Lavender trumpet vine (Clytostoma callistegioides), crossvine (Bignonia capreolata), coral honeysuckle, and Confederate jasmine are vines that flower during this period of the year. Now is a good time to plant them also.

Don’t forget groundcovers such as liriope, Lomandra, Mondo grass, Dianella (New Zealand flax), African iris, or any of a variety of ferns. Groundcovers planted now will have a full growing season to get established. Groundcovers are often a good choice for plantings in front of the house where you don’t want tall shrubs.

Add some long-blooming seasonal color to your yard this spring. Once we reach mid-March the nurseries will be loaded with many possibilities. Petunias will give you a lot of color in sunny areas for about three months. After the summer rains start in June they normally decline. Pentas will hold up on through the summer and into fall.

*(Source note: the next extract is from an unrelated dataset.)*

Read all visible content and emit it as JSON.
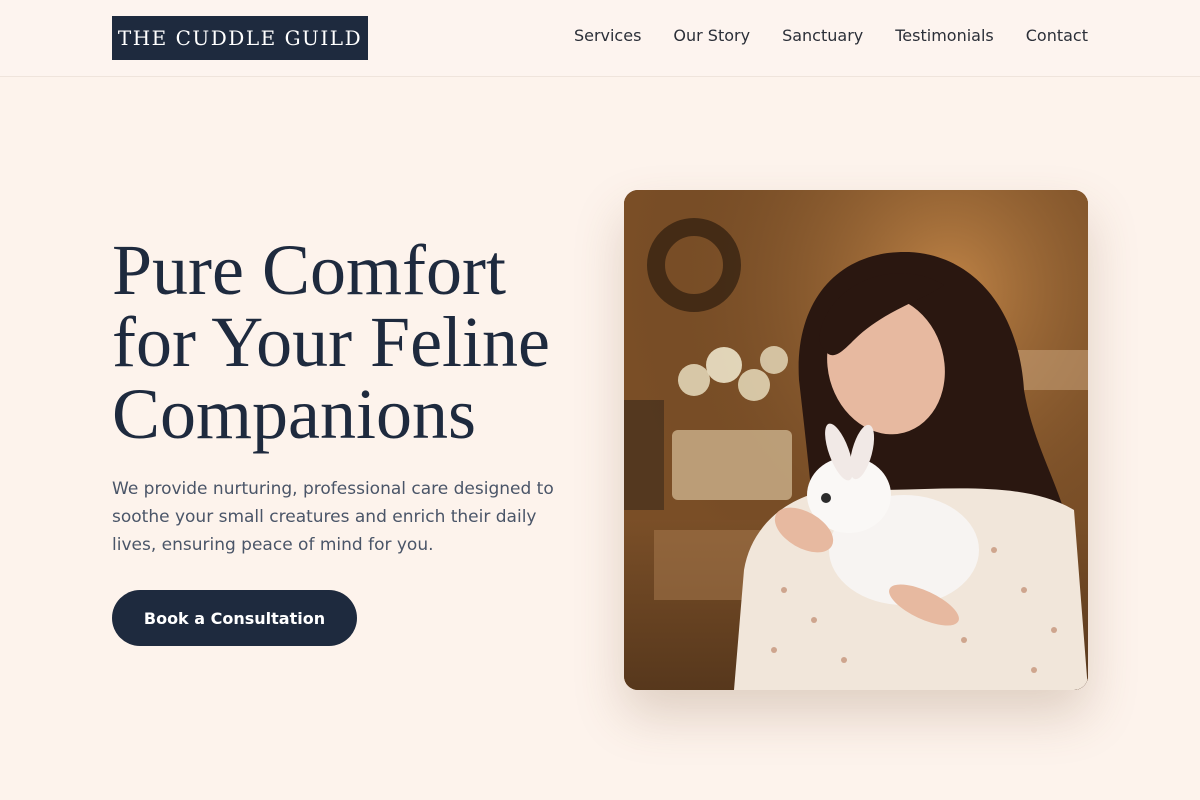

They prefer full sun but will take a little filtered sunlight too. Sunpatiens® will work in sun or shade and should hold up through the summer. Melampodium will give continuous yellow blooms in sunny areas through summer and into fall. Torenias, especially the trailing or vining types, are excellent for providing low-growing color in areas that receive morning sun but not so much harsh afternoon sun. But there are many other options, too, so visit a full-service nursery with knowledgeable employees that can guide you.

Pentas can be planted in mid to late March and will give color until late fall. Plant in full sun to light shade. Photo by David W. Marshall.

Pentas can be planted in mid to late March and will give color until late fall. Plant in full sun to light shade. Photo by David W. Marshall.

Also, later in the month, start planting perennials such as firebush, angel’s trumpet, cigar flower, and Turk’s cap so you will have color later in the season that will last into fall. These perennials will return each year, even if the tops get frozen back.

There’s no need to fertilize mature trees and shrubs that are growing well. But young plants which you’re trying to encourage to grow will benefit from an application of fertilizer now. The same 15-0-15 that you used for the lawn can be used on trees and shrubs, provided it’s not a weed-and-feed product with an herbicide. The exception would be with palms, especially if you’ve noticed that your palms haven’t been looking that healthy. Use an 8-2-12 or similar palm fertilizer that has four percent magnesium and micronutrients also. If you have a lot of palms in the lawn, just use this palm fertilizer on your whole lawn.

If you didn’t get around to fertilizing fruit plants in February, do it now. After mid-March is also a good time to plant new citrus trees such as satsuma, orange, or grapefruit. You have a full growing season ahead!

Anything that you plant now will need regular watering. That’s what they were receiving in the nursery. Remember that for several months, at least, all the roots will still be in the root ball that was in the pot, even after you put the plant in the ground. So, soak this root ball at least every other day. Don’t rely on a sprinkler system that only comes on once or twice a week. That’s not enough water for the limited root systems of new plants.